In the New York Times, a travel tip from Adam Begley: "I believe that if you love the novel (or the movie), you should start planning your trip right away, not because you'll find Lampedusa's Sicily waiting for you when you touch down (you won't, believe me), but because the bitter, resigned romantic nostalgia that pervades The Leopard is also the sensibility that savors the decaying grandeur of an island burdened with layer upon layer of tragic history — and blessed also with startling beauty, much of it perpetually waning."
At Slate, Troy Patterson finds TCM's Elvis Mitchell: Under the Influence "warm, insightful, and only about 30 percent too snazzy for its own good." On a related note, James Wolcott tells the tale of a show you will not be seeing on TCM.
Chrissy Iley talks with Julianne Moore for the Observer Magazine.
For the Scotsman, Siobhan Synnot talks with Gurinder Chadha about her new film, Angus, Thongs and Perfect Snogging. Via Movie City News.
For Filmmaker, Shari Roman talks with Patricia Rozema about Kit Kittredge: An American Girl.
The Edge of Heaven is about to open in the San Francisco Bay Area, so Robert Avila's called up Fatih Akin for SF360.
Cinema Strikes Back interviews Lee Myung-se.
2008 so far...
The AV Club lists "13 memorable films set during heat waves."

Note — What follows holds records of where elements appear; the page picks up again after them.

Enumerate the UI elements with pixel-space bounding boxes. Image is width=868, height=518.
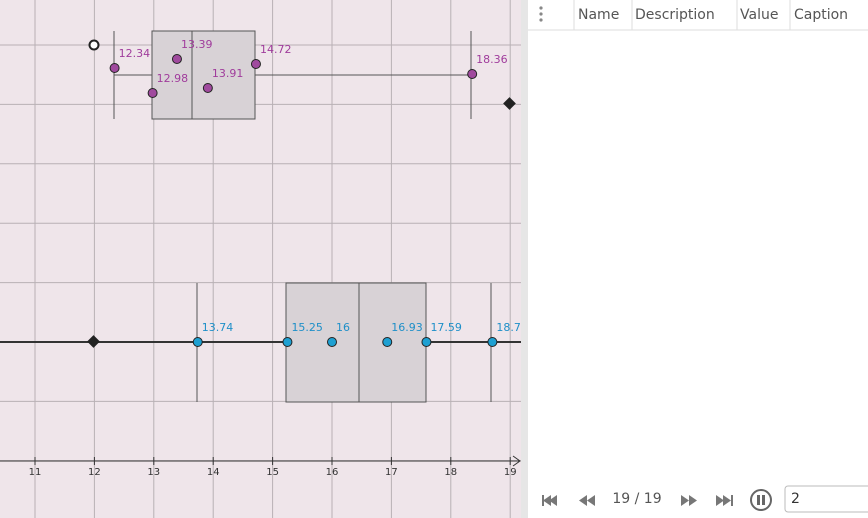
point-label: 14.72 (260, 43, 292, 56)
column-header[interactable]: Value (740, 7, 778, 23)
x-tick-label: 14 (207, 467, 220, 478)
speed-input[interactable] (784, 485, 868, 513)
splitter[interactable] (521, 0, 528, 518)
point[interactable] (202, 83, 213, 93)
x-tick-label: 16 (326, 467, 339, 478)
x-tick-label: 12 (88, 467, 101, 478)
point-label: 13.74 (202, 321, 234, 334)
last-button[interactable] (716, 495, 733, 506)
x-tick-label: 18 (444, 467, 457, 478)
point[interactable] (382, 337, 393, 347)
diamond-point[interactable] (87, 335, 100, 348)
point[interactable] (250, 59, 261, 69)
point-label: 12.34 (119, 47, 151, 60)
previous-button[interactable] (579, 495, 595, 506)
point[interactable] (421, 337, 432, 347)
step-counter: 19 / 19 (612, 491, 661, 507)
menu-icon[interactable] (539, 6, 543, 22)
x-axis-arrow (512, 455, 521, 467)
point-label: 15.25 (291, 321, 323, 334)
point[interactable] (487, 337, 498, 347)
boxplot-top[interactable] (113, 30, 472, 120)
point-label: 17.59 (430, 321, 462, 334)
point-label: 16.93 (391, 321, 423, 334)
column-header[interactable]: Caption (794, 7, 848, 23)
point-label: 12.98 (157, 72, 189, 85)
point[interactable] (171, 54, 182, 64)
point[interactable] (109, 63, 120, 73)
point[interactable] (467, 69, 478, 79)
open-point[interactable] (88, 39, 100, 51)
x-tick-label: 17 (385, 467, 398, 478)
first-button[interactable] (542, 495, 557, 506)
point-label: 13.91 (212, 67, 244, 80)
points: 12.34 13.39 12.98 13.91 14.72 18.36 13.74 15.25… (109, 38, 521, 347)
point[interactable] (327, 337, 337, 347)
point[interactable] (147, 88, 158, 98)
point-label: 18.7 (496, 321, 521, 334)
x-tick-label: 19 (504, 467, 517, 478)
column-header[interactable]: Name (578, 7, 619, 23)
point[interactable] (282, 337, 293, 347)
next-button[interactable] (681, 495, 697, 506)
point-label: 13.39 (181, 38, 213, 51)
point-label: 18.36 (476, 53, 508, 66)
speed-input-value: 2 (791, 491, 800, 507)
graphics-view[interactable] (0, 0, 521, 518)
column-header[interactable]: Description (635, 7, 715, 23)
x-tick-label: 15 (266, 467, 279, 478)
pause-button[interactable] (750, 489, 772, 511)
algebra-table (528, 0, 868, 518)
point-label: 16 (336, 321, 350, 334)
point[interactable] (192, 337, 203, 347)
x-tick-label: 11 (29, 467, 42, 478)
column-separators (573, 0, 791, 30)
player-controls (542, 489, 772, 511)
x-tick-label: 13 (147, 467, 160, 478)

Online listening tip #1. Hitchcock and Truffaut discuss Rear Window at If Charlie Parker Was a Gunslinger...
Online listening tip #2. Matt Singer and Alison Willmore ask, "Is the Sky Really Falling on Independent Film?"
Online viewing tip #1. The trailer, probably NSFW, for Ozploitation doc Not Quite Hollywood, via Matt Riviera.
Online viewing tip #2. Cartoon Brew has video of Disney animators (including Tim Burton) and producers facing off at the volleyball net in 1980. Thanks, Jerry!
Online viewing tip #3. The BBC's Tom Brooks talks with Quentin Tarantino about Inglorious Bastards. Via the SXSW News Reel.
Online viewing tips, round 1. "In 2003, there was an exceptional touring program of short films that made its way across North American theaters," writes Listener Jim, introducing a collection at WFMU. "How To Be Eccentric: The Films of Richard Massingham was a program of short films made between the 1930s and the 1950s by Richard Massingham, a man who trained for a medical career but ended up making a better name for himself from his part-time hobby of amateur filmmaking." Via Coudal Partners.
Online viewing tips, round 2. "The Art of the Tracking Shot," a compilation at Laboratory 101, via Andrew Sullivan.